Moving on from inflation, Lamb talked about Social Security and the fact that increases in benefits are usually followed by higher Medicare payments wiping out any increase.
“That’s wrong. The average Social Security payout in America at this point is $16,000 a year. It’s a poverty wage,” he said, adding that in many cases other means of support such as pensions for retirees have been eliminated.
A bill that would alleviate the problem has zero support from the Republicans, Lamb stated.
He also talked about another bill which would allow Medicare to negotiate the price of prescription drugs in order to decrease costs which would then increase benefits included in Medicare. He noted that the Republicans in the Senate have filibustered and blocked the bill.
When asked following his presentation why Republicans are focusing more on cultural issues such as Critical Race Theory, Lamb contended, “It’s because they don’t have anything to say to normal working people on the economy.”
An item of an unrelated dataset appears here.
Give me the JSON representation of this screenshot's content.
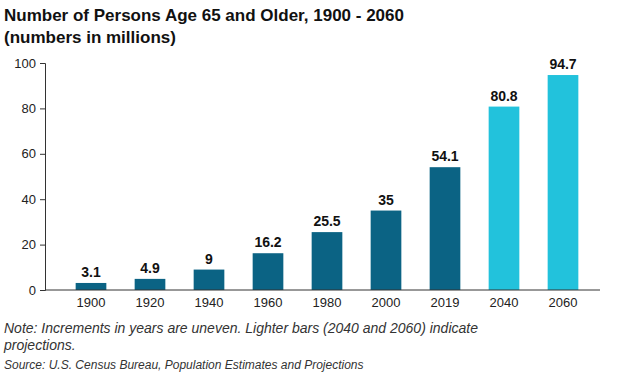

“Let’s talk about the economy. Let’s talk about costs going up and how we help people get their costs down. Republicans don’t have any ideas on that so they want to change the conservation to Critical Race Theory which isn’t even being taught in our schools. They just want to change it to other things as a distraction,” he said.
“They’ve been doing the same things for years. Where has it gotten us? Like I said, we’ve been trying to get the Social Security checks to go up the entire time I’ve been in Congress with none of their help,” he said.
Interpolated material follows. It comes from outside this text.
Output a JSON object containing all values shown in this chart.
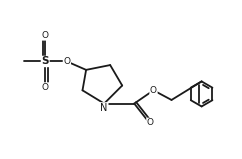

Lamb is the latest candidate to come to the area to seek support in the Primary Election to be held May 17. Williamsport Mayor, Derek Slaughter, who attended the event, sees these visits as a good thing.
“A lot of the candidates are coming through Williamsport and Lycoming County. It’s critical that we pay attention to each of the candidates that are coming through and what they stand for, the campaign and issues that they’re running on,” Slaughter said.
“From a mayoral standpoint I think it’s great that they’re coming through Williamsport, to take the time. It shows that this area is very important to them,” he added.
In the past, Slaughter noted, the area wasn’t visited by candidates, particularly those running for the U.S. Senate.
“To have a sitting Congressman come through, the lieutenant governor came through and (State) Attorney General Shapiro, who is a gubernatorial candidate will be coming through within the next few weeks,” Slaughter said.
“My plea is just to have folks pay attention. Tell a friend of a friend. Make sure we get out to the polls. Voting is extremely important. This election again and this primary, where historically folks don’t come out as much in a primary as a general, we have to tell everyone-this primary is extremely important,” he added.
He pointed to everything going on in the state, the country and in the world which makes it critical for people to get out to vote in this election.
“Your elected officials matter. Your vote does matter and the decisions they make obviously matter and affect all of us. It’s critical that we get out and exercise that right to vote,” Slaughter said.
Local resident, Sharon Koons, who attended the event also sees the elections this year as critical.
“We can’t lose the Senate. If the Republicans take over the Senate nothing will be done during the last two years of Biden’s administration. It will be the same as it was with (former President) Obama. They won’t let him pass anything,” she said.
“It’s dangerous. I don’t think people take it seriously-how close we are to losing our democracy, especially after Jan. 6,” she added.